Nevertheless, I have exercised my discretion and reviewed the thirty-two evidentiary objections that Navarro has lodged. Pl. Supp. Brief at 11-12. I conclude that these objections are not appropriate at this stage in response to this type of evidence in support of a motion to compel arbitration. A district court ruling on a motion to compel arbitration applies a standard similar to the summary judgment standard of Rule 56. Tabas v. MoviePass, Inc., 401 F.Supp.3d 928, 936 (N.D. Cal. 2019). “On a motion to compel arbitration . . . the Court ‘does not focus on the admissibility of the evidence's form,' so long as the contents are capable of presentation in an admissible form at trial.” Lomeli v. Midland Funding, LLC, No. 19-cv-01141-LHK, 2019 WL 4695279, at *7 (N.D. Cal. Sept. 26, 2019) (quotingMcKee v. Audible, Inc., No. 17-cv-1941, 2017 WL 7388530, at *4 (C.D. Cal. Oct. 26, 2017)); accord Hughes v. United States, 953 F.2d 531, 543 (9th Cir. 1992) (district court could base its grant of summary judgment in part on government employee's affidavit despite hearsay and best evidence rule objections). “Objections on the basis of a failure to comply with the technicalities of authentication requirements or the best evidence rule are, therefore, inappropriate.” McKee, 2017 WL 7388530, at *4.
None of the evidentiary objections call into question what Justin Skinner or Michael Meuti declared with regard to the appearance of the SDC website on April 23, 2020. Nor do the objections call into question that Navarro assented to the TOS as part of his registration for SDC's services, and that the TOS contains an arbitration clause. Navarro's evidentiary objections are OVERRULED.

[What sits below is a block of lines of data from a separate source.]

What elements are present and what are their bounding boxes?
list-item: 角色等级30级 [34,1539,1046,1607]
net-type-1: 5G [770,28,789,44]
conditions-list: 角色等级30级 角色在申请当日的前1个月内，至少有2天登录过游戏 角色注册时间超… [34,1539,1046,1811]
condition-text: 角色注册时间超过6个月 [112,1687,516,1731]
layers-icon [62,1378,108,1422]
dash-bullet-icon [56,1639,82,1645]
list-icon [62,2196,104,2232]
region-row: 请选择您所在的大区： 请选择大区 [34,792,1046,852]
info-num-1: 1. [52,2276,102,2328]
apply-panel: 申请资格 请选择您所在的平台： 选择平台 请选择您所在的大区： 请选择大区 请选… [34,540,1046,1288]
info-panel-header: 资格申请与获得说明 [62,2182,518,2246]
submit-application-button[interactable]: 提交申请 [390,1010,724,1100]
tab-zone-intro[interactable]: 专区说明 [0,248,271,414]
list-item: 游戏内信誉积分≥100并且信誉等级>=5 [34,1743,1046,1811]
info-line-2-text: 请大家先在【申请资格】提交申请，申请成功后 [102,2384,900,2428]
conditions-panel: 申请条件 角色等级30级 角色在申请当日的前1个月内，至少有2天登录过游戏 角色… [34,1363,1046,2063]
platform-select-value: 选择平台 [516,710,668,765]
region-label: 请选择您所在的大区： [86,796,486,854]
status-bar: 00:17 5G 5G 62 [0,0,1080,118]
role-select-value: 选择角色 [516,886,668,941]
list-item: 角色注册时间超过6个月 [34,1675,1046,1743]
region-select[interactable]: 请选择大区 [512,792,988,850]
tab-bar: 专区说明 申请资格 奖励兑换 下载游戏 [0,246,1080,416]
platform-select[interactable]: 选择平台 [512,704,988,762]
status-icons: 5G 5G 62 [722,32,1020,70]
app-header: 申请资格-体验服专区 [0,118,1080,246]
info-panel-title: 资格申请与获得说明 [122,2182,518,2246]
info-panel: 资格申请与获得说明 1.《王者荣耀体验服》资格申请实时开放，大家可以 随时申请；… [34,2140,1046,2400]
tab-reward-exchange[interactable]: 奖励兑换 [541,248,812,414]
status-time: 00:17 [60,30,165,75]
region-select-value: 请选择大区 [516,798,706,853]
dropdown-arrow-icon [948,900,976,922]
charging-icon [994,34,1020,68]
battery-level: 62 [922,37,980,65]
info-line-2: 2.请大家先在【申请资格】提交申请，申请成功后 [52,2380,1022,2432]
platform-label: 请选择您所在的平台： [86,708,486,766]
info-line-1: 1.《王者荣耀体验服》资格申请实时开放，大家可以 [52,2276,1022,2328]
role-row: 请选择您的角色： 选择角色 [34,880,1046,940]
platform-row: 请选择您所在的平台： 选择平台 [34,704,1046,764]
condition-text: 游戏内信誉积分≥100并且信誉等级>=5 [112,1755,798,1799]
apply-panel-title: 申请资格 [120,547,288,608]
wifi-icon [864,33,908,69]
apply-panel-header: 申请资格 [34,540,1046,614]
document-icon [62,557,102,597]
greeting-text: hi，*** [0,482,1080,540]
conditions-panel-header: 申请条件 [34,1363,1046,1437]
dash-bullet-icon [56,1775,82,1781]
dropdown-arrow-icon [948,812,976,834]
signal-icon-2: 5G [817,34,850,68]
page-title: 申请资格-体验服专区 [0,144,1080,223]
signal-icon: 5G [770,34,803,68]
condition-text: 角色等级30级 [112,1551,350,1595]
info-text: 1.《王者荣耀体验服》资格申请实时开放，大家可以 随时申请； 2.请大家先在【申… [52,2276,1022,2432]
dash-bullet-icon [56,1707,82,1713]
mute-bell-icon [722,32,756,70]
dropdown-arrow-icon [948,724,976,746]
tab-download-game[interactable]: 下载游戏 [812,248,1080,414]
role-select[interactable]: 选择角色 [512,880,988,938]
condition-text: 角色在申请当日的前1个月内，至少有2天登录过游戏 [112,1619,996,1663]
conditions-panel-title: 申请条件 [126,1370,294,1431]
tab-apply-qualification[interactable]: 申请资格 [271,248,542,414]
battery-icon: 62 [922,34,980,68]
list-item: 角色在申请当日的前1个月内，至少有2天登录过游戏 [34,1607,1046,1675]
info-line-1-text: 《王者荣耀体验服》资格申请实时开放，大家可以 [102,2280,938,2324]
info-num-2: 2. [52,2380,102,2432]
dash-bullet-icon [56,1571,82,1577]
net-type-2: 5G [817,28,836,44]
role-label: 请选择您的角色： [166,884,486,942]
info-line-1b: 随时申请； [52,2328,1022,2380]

For instance, Navarro's first objection to the Supp. Skinner Decl. is “lack of sworn statement.” Pl. Supp. Brief at 12. Navarro objects that the declaration includes an e-signature, and that it does not include a city and state as part of the affiant's signature block. Id. at 13. But the Supp. Skinner Decl. includes an attestation by Meuti, as required by our Local Rules. See Dkt. 48-6; L.R. 5-1(h)(1). On the record at hand, there is no reason to think that the Supp. Skinner Decl. is unreliable because of a typed signature.
CONCLUSION
For the foregoing reasons, SDC's motion to compel arbitration is GRANTED and its administrative motion to strike Navarro's supplemental brief is DENIED as moot. This proceeding is STAYED pending resolution of the arbitration. See 9 U.S.C. § 3.
The parties shall submit a joint case management statement six months from the date of this Order and every six months thereafter until this matter is resolved. They shall notify the court within 14 days of the resolution of the arbitration, indicating whether the case should be dismissed or will proceed; if the latter, the parties should contact Ms. Davis, my Courtroom Deputy, to request a case management conference.